Despite his statistically lofty play, MacDonald has not played well. His rebound control is atrocious. His over-aggressive Tim Thomas-style goaltending leaves the net completely exposed repeatedly throughout the game, and his lack of Thomas-like athleticism means he wont be making any of these saves any time soon.
He has been nothing more than an adequate netminder in his 23 periods of hockey with Detroit this season, and can we even expect that to continue?
MacDonald is the beneficiary of something goaltenders know all too well; It’s easier to play well when you’re playing frequently. What Conklin overwhelmingly did not have on his side is any kind of regular playing schedule (partially to his own fault, and partially due to riding Jimmy Howard’s hot streak (it’s ongoing)). MacDonald had been active as the Griffins starter prior to his call up, and sat for just 1 period before being thrown into the net for the Wings. When his role is reduced to backing up Howard as it will be as early as Tuesday, will he be able to maintain any momentum?
It’s not likely. There’s a reason Joey MacDonald has spent most of his time in the AHL, his NHL numbers have never been anything more than satisfactory until now.

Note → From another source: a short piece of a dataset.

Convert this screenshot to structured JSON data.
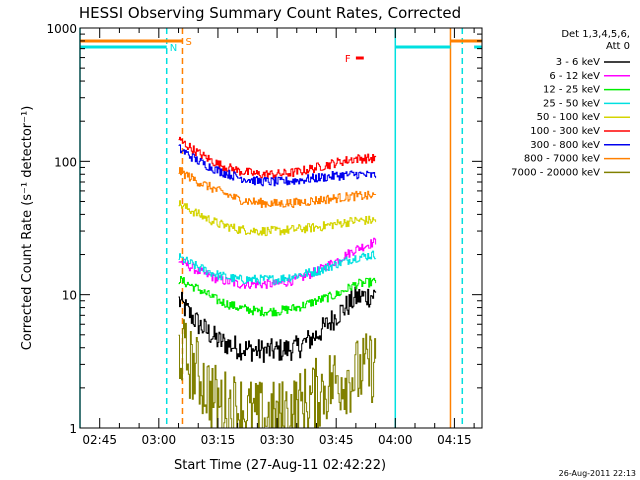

While I believe in the ability to change, improve, and persevere, 7 good games started in is hardly a large enough sample size to make such a conclusion, and it would be ridiculous at this time to believe MacDonald is somehow the next Tim Thomas.
When MacDonald is thrown into the net again it will likely be after the February 27th trade deadline, too late to make a move if he falters, or rather, returns to the play he has put forward over the majority of his career. (.902 Sv%, 3.16 GAA in 87 NHL games prior to 2011-12).
God-forbid Jimmy Howard re-injures his finger (he’s undoubtedly rushing his return) or goes down with a completely different injury come the playoffs when things get heated and physical. Detroit will then be forced to throw an easily solvable Joey MacDonald into the net. When a team has faced him for 3 or 4 games in a row solving him will become obvious; pass the puck rink wide, be patient, or make any kind of deke and you’ve got yourself an all but guaranteed goal. No matter how good Detroit plays defensively they’ll be worn down if that’s what they’re forced to do all game long.
The message from Ken Holland seems crystal clear. He wont be looking to add a goaltender before the trade deadline. He has confidence in his current backup, or is perhaps counting on Howard to stay healthy for the rest of the year.
That confidence is misplaced, and preparing for the worst is a necessity in order to succeed.